According to aparentingblog, the first relevant manifestations of dance took place already in the century. XVI, first in the form of an interlude of theatrical performances, then as autonomous choreutic representations of French inspiration. In the eighteenth century the influence of Italian artists took over, from the traveling company Mingotti who introduced pantomime to Copenhagen, to the Orlandi brothers, to A. Como, the first Dansemester of Danish elements, to A. Sacco, spokesperson for Angiolini ‘s ballet d’action and Noverre. The first flowering of the ballet originated from the meeting between the Italian choreographer V. Galeotti, the French school he certainly assimilated and the Danish culture from which he drew melodies and narrative ideas. Del Galeotti is still in the repertoire of the Kongelige Danske Ballet Amors og Balletmesterens Luner (The whims of Cupid and the dance teacher), which had its first triumphal triumph on 31 October 1786. Also a second flowering was at the beginning of a cosmopolitan nature. The protagonist was A. Bournonville, who from 1830 to 1877 directed the Danish Ballet almost continuously as principal dancer, choreographer and dance teacher, creating over 50 ballets and developing what is called “the Danish style”, still followed today. In the twentieth century the ballet found its most valid representatives in the choreographer Harald Lander, active from 1932 to 1951 and proponent of a more modern Danish ballet open to international influence, in Vera Volkova, in Niels Bjørn Larsen and Frank Schaufuss and in their son Peter Schaufuss. With them, and especially with Flemming Flindt, former first dancer then director and choreographer of the Kongelige Danske Ballet, the Copenhagen company opened up to the contemporary repertoire (Balanchine, Robbins, Petit, Cramer, Cranko, Tetley) while continuing to keep alive its particular technical-stylistic tradition. Other leading figures of Danish ballet of our time have been Erik Bruhn, a very fine interpreter both of the Danish repertoire and of the classical and contemporary ballet repertoire, and Peter Martins, since 1984 at the helm of the company created by Balanchine, the New York City Ballet. Peter Schaufuss also shone on the international stage both as principal dancer and as maître de ballet and reproducer of the great Bournonville repertoire.

Zealand

Zealand, Danish Zealand [ sjεlan], largest island of Denmark, km (without extra Islands) 7031 2, 2.24 million people.

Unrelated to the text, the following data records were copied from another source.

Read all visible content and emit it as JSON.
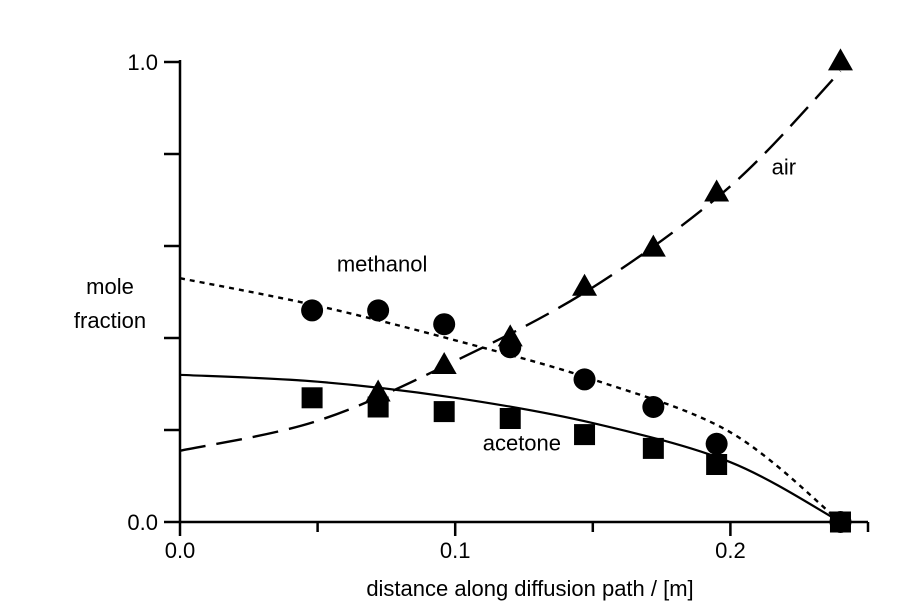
{
  "chart_data": {
    "type": "scatter",
    "title": "",
    "xlabel": "distance along diffusion path / [m]",
    "ylabel": "mole\nfraction",
    "xlim": [
      0.0,
      0.25
    ],
    "ylim": [
      0.0,
      1.0
    ],
    "x_ticks": [
      0.0,
      0.1,
      0.2
    ],
    "x_tick_labels": [
      "0.0",
      "0.1",
      "0.2"
    ],
    "y_ticks": [
      0.0,
      0.2,
      0.4,
      0.6,
      0.8,
      1.0
    ],
    "y_tick_labels": [
      "0.0",
      "",
      "",
      "",
      "",
      "1.0"
    ],
    "grid": false,
    "series": [
      {
        "name": "methanol",
        "marker": "circle",
        "line_style": "dotted",
        "color": "#000000",
        "points": {
          "x": [
            0.048,
            0.072,
            0.096,
            0.12,
            0.147,
            0.172,
            0.195,
            0.24
          ],
          "y": [
            0.46,
            0.46,
            0.43,
            0.38,
            0.31,
            0.25,
            0.17,
            0.0
          ]
        },
        "fit": {
          "x": [
            0.0,
            0.05,
            0.1,
            0.15,
            0.2,
            0.24
          ],
          "y": [
            0.53,
            0.47,
            0.395,
            0.31,
            0.195,
            0.0
          ]
        }
      },
      {
        "name": "acetone",
        "marker": "square",
        "line_style": "solid",
        "color": "#000000",
        "points": {
          "x": [
            0.048,
            0.072,
            0.096,
            0.12,
            0.147,
            0.172,
            0.195,
            0.24
          ],
          "y": [
            0.27,
            0.25,
            0.24,
            0.225,
            0.19,
            0.16,
            0.125,
            0.0
          ]
        },
        "fit": {
          "x": [
            0.0,
            0.05,
            0.1,
            0.15,
            0.2,
            0.24
          ],
          "y": [
            0.32,
            0.305,
            0.27,
            0.215,
            0.13,
            0.0
          ]
        }
      },
      {
        "name": "air",
        "marker": "triangle",
        "line_style": "dashed",
        "color": "#000000",
        "points": {
          "x": [
            0.072,
            0.096,
            0.12,
            0.147,
            0.172,
            0.195,
            0.24
          ],
          "y": [
            0.28,
            0.34,
            0.4,
            0.51,
            0.595,
            0.715,
            1.0
          ]
        },
        "fit": {
          "x": [
            0.0,
            0.05,
            0.1,
            0.15,
            0.2,
            0.24
          ],
          "y": [
            0.155,
            0.22,
            0.35,
            0.51,
            0.73,
            0.98
          ]
        }
      }
    ],
    "annotations": [
      {
        "text": "methanol",
        "x": 0.057,
        "y": 0.545
      },
      {
        "text": "air",
        "x": 0.215,
        "y": 0.755
      },
      {
        "text": "acetone",
        "x": 0.11,
        "y": 0.155
      }
    ]
  }
}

Zealand is a gently undulating, agriculturally used, fertile moraine landscape (up to 126 m above sea level; cliff formation by chalk limestone: especially Stevns Klint, on the southeast coast, UNESCO World Heritage Site) with numerous tunnel valleys and Osern (Os).

North-east of Copenhagen are the deciduous forests, which were used by the Danish royal family for parforce hunting until the end of the 16th century and which were declared a World Heritage Site in 2015. Cultivation of grain, sugar beet, etc., dairy farming, tree nurseries, in the area around Copenhagen also field vegetables and fruit growing. Population, industry and the service sector are concentrated in the Copenhagen area. A tunnel and bridge connection over the Great Belt and the island of Sprogø to Funen was completed in 1997/98, a fixed connection to Sweden over the Öresund was opened to road and rail traffic in 2000. Main port: Copenhagen, international airport: Kastrup (on the side island of Amager).

Since the administrative reform of 2007, Zealand is a region with 7 273 km 2 and 832 600 residents, the capital is Sorø. The region extends over most of Zealand and the islands of Falster, Lolland and Møn.